The 30-day period for public comments on the latest draft of New York’s BitLicense proposal comes to a close today, March 27th.
While the original comment period did result in tremendous developments to the proposal, many in the bitcoin intustry felt that there were still many onerous components that inhibit the development of new companies.

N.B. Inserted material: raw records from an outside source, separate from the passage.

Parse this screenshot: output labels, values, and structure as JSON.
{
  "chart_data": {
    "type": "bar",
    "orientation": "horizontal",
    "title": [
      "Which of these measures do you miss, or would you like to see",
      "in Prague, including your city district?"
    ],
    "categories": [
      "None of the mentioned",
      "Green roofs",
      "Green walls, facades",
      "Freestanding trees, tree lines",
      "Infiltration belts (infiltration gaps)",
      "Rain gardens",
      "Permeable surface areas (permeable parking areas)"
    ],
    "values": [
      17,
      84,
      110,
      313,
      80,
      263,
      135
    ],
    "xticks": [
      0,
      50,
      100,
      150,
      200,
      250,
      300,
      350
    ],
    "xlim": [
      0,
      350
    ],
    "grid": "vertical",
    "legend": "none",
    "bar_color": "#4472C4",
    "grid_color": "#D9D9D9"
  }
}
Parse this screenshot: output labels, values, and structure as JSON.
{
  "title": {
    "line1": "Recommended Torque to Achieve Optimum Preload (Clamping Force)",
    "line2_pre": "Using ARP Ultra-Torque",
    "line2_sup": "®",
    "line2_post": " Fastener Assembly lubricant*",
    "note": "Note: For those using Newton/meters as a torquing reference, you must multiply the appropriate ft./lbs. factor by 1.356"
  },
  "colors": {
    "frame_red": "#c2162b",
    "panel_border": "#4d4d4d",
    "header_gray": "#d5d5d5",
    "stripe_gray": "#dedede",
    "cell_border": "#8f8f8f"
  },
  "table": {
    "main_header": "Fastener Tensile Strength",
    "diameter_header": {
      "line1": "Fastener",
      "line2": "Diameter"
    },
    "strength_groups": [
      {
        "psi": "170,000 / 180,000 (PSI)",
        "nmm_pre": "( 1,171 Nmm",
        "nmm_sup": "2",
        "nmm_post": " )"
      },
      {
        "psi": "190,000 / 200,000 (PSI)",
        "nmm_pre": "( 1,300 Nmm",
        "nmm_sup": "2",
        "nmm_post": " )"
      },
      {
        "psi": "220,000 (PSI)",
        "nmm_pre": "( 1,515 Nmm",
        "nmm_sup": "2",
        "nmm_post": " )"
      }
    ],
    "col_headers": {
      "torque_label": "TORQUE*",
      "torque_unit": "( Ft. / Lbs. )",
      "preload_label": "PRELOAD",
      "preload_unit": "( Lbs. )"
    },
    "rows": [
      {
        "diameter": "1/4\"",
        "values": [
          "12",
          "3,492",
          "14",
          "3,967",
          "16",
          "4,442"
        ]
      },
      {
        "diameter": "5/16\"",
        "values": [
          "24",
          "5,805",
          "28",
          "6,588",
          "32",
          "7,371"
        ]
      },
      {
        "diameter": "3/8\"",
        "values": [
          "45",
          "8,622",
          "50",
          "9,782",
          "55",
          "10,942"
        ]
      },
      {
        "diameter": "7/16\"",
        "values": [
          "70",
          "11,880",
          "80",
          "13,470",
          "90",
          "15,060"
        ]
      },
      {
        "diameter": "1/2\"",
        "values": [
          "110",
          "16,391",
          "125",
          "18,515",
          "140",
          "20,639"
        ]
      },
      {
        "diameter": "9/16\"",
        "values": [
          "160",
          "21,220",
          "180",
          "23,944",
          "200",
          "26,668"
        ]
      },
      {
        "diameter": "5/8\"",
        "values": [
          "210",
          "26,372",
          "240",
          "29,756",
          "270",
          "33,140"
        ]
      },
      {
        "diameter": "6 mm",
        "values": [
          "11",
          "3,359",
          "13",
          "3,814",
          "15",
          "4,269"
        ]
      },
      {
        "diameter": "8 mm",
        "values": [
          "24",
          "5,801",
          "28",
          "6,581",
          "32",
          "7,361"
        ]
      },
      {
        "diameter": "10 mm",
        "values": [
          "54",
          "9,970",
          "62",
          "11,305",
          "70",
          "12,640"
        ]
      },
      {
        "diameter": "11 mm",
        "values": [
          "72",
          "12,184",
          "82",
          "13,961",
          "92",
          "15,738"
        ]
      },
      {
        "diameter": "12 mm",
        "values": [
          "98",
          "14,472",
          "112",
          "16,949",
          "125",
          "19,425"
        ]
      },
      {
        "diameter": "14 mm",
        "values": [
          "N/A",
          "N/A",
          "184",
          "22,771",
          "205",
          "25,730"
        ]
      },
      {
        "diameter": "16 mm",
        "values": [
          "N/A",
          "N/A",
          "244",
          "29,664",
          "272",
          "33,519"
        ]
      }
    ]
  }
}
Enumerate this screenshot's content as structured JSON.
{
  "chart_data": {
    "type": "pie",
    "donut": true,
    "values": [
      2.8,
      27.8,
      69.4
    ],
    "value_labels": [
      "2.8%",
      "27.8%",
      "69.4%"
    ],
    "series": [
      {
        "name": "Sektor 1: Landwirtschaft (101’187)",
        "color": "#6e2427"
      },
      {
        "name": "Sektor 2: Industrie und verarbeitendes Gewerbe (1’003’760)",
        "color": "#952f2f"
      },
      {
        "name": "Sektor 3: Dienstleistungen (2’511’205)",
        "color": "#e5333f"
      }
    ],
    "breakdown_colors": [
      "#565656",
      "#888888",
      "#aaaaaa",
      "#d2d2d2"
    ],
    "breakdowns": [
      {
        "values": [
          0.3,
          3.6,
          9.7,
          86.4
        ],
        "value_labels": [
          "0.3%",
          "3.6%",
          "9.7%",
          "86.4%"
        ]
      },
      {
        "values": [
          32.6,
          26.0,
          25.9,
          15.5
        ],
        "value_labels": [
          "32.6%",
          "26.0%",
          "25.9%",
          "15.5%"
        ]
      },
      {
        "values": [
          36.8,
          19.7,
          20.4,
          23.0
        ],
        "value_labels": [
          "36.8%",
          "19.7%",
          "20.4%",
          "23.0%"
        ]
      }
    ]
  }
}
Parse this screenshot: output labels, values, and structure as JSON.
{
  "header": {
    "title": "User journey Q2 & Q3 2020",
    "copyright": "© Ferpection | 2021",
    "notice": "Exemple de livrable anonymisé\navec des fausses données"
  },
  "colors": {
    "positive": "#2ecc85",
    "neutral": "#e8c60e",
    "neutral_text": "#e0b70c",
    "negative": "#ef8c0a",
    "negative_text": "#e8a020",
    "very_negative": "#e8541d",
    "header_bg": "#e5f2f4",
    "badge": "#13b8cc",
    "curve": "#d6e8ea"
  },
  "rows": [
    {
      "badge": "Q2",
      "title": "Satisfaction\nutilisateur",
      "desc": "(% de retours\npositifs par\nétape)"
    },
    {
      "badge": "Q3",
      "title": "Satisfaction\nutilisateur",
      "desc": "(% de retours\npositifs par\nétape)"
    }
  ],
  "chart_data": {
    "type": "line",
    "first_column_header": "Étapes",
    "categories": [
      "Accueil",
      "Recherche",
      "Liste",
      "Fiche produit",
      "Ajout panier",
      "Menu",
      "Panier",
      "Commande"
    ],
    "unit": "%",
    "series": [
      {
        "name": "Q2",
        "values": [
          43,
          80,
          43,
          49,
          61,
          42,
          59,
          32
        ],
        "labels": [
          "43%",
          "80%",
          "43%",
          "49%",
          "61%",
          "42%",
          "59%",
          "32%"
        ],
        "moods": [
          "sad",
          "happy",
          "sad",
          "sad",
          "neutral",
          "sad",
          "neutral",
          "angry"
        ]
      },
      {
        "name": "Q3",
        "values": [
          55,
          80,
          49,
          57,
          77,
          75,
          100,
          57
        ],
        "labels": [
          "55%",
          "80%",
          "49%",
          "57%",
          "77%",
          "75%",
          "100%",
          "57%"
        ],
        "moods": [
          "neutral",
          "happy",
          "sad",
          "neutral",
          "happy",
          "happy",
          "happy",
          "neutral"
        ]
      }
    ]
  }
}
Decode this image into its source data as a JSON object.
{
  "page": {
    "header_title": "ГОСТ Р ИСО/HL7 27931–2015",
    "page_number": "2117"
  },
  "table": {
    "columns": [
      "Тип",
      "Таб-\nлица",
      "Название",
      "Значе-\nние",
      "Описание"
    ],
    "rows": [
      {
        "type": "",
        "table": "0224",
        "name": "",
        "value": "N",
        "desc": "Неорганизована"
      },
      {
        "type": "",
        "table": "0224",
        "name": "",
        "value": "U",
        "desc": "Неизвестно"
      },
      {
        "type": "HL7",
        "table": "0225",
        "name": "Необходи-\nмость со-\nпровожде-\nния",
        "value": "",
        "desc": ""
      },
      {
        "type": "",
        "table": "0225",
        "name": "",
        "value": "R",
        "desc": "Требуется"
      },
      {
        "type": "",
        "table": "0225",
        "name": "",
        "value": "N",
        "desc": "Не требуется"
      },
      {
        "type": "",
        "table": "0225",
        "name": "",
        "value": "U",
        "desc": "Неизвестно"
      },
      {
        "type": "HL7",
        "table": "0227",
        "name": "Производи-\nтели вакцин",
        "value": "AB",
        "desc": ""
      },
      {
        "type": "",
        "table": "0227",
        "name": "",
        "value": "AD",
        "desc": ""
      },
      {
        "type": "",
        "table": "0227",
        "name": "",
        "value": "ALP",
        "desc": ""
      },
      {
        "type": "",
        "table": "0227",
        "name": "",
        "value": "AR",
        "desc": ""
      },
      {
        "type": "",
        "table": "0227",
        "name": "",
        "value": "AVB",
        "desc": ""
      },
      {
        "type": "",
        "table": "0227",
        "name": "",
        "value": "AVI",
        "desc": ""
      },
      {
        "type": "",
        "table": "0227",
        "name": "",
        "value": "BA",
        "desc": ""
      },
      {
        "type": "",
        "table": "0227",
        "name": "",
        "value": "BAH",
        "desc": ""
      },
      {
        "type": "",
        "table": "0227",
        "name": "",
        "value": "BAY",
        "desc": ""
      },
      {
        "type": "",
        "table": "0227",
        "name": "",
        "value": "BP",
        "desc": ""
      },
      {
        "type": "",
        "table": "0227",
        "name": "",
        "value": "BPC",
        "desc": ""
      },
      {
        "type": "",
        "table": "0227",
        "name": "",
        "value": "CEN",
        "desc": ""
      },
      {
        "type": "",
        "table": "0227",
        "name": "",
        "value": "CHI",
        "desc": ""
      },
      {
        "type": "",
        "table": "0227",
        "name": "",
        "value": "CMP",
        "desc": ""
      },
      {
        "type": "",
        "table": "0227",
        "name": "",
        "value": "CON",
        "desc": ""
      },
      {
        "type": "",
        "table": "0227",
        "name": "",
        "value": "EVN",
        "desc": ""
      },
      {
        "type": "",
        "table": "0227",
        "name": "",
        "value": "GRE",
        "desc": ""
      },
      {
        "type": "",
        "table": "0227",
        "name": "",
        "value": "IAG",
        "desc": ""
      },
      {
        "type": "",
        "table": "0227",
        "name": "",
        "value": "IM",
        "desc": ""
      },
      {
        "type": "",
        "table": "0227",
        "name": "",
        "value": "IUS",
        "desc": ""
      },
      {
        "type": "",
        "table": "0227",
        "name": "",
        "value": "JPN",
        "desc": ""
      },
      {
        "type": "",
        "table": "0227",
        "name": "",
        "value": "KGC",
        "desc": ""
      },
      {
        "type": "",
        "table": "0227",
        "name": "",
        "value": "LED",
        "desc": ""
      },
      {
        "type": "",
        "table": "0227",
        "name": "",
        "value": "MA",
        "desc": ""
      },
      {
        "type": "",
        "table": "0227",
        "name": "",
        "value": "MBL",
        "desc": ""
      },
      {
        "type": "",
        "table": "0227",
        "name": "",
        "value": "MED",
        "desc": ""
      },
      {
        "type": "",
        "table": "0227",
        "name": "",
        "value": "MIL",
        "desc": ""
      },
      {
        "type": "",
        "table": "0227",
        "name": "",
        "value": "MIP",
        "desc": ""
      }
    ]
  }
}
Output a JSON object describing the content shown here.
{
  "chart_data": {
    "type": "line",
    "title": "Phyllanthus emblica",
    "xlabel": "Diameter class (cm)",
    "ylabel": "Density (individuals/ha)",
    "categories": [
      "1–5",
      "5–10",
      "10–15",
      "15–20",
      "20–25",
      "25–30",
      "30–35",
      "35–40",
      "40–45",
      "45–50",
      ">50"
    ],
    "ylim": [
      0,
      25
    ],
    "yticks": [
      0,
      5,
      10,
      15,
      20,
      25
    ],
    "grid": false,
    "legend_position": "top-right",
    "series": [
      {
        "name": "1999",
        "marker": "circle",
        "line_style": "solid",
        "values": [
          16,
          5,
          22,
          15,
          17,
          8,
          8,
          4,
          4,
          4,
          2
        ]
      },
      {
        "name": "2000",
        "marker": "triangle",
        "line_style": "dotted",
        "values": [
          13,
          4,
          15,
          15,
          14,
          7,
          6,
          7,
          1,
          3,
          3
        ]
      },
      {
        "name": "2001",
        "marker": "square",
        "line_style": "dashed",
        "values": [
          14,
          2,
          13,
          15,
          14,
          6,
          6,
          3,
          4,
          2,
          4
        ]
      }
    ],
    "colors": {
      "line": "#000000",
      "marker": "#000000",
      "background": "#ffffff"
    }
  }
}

Fred Wilson, founding partner at Union Square Ventures, said on his blog that startups should have to follow all the rules and laws of the land. “However, the arrival of new technologies should always be seen as an opportunity to review and update our laws and regulations in accordance with the benefits and challenges brought by these new technologies.” http://avc.com/2015/03/comments-on-the-proposed-bitlicense-regulations/
But Wilson argued that the revision to BitLicense has some unfair rules. The first has to do with money laundering requirements. According to Wilson, “Virtual currency exchangers and administrators are already required to comply with federal AML regulations. In many ways this is a good thing. FinCEN (the federal money laundering regulator) set a clear federal standard for all bitcoin companies in March 2013.”
Where this becomes a problem for Wilson is that a state-by-state requirement becomes tremendously arduous. The basic question is: If the Federal Government already has a rule, why make another rule?
Coinbase also was against this requirement. In a blog post, the company said: “The result would indiscriminately force all Coinbase customers in New York to pay a toll, vis-a-vis aggressive personal disclosure and verification procedures, as a prerequisite to establishing a Coinbase account.” (https://blog.coinbase.com/2015/02/27/bitlicense-part-two/)
And Coin Center agrees. “The BitLicense’s AML requirements go too far, imposing costs onto Bitcoin businesses that are not borne by any other money transmission business under state or federal law,” Peter Van Valkenburgh, Director of Research at Coin Center, wrote.
But it’s not just the Anti-Money Laundering rules that are onerous. Wilson also talks about how every virtual currency company is, by default, regulated as a money transmission business. “The Bitlicense requires similar provisions to what is already in place for money transmitters under state regulations, thus creating duplicative and redundant compliance obligations, which, again, could end up being replicated in all fifty states around the country,” he wrote on his blog.
Primarily, what Wilson, Coinbase, and Coin Center are arguing for is equal treatment like any other money transmitting business. The companies are not looking to avoid regulation; rather, they are simply looking to be regulated like any other comparable business.
Coin Center took things much farther than just Mr. Wilson and Coinbase, offering their entire public comment that was delivered to the New York State Department of Financial Services. Their entire comments can be seen here. (https://coincenter.org/2015/03/comment-revised-ny-dfs-bitlicense-proposal/)
Fundamentally, the three groups believe the DFS has worked hard to try and create a set of rules that are fair to the virtual currency businesses.